Diane sighed, wishing her mother would stop signing text messages. “It's my mom,” she said to Sarina, who looked confused.
She gave Diane a soft smile. “Do you want me to order us dessert?”
“You know what I like.”
Diane found a bench outside the restaurant, stretched her legs out into the paths of passersby, and called her mother.

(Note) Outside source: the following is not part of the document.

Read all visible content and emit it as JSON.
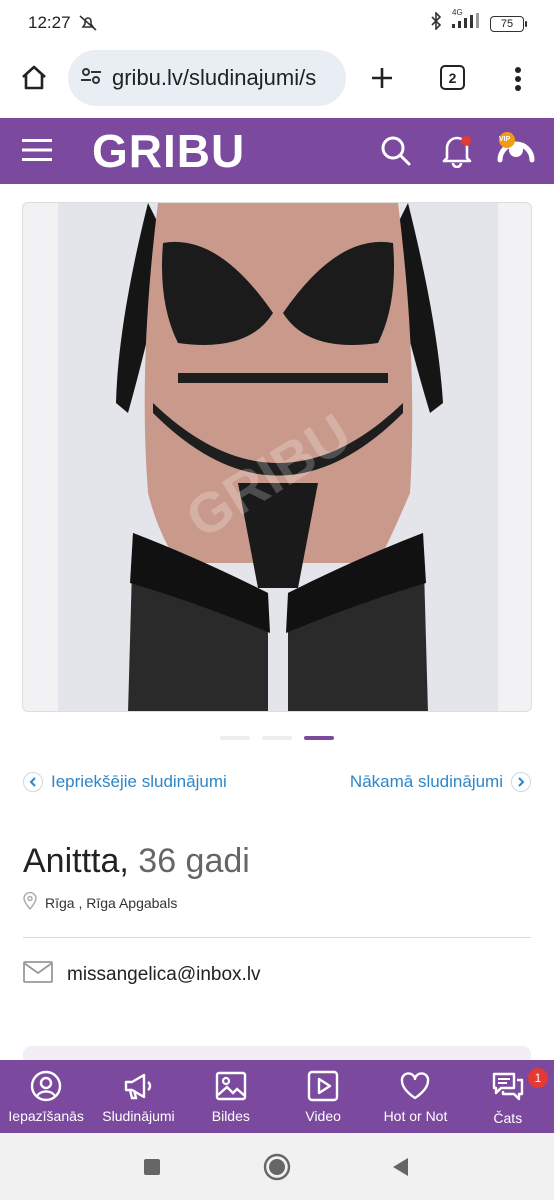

“I haven't been able to get a hold of your brother. Where is he?” Tonya asked.
“Paul is on tour, Mom,” Diane said. Years of conversations with her mother started and ended with her brother; any expectations to the contrary were foolish.
“Will you call him, honey?” Tonya asked the question as though she and her son talked every day, like Paul hadn't stopped answering her calls three years ago.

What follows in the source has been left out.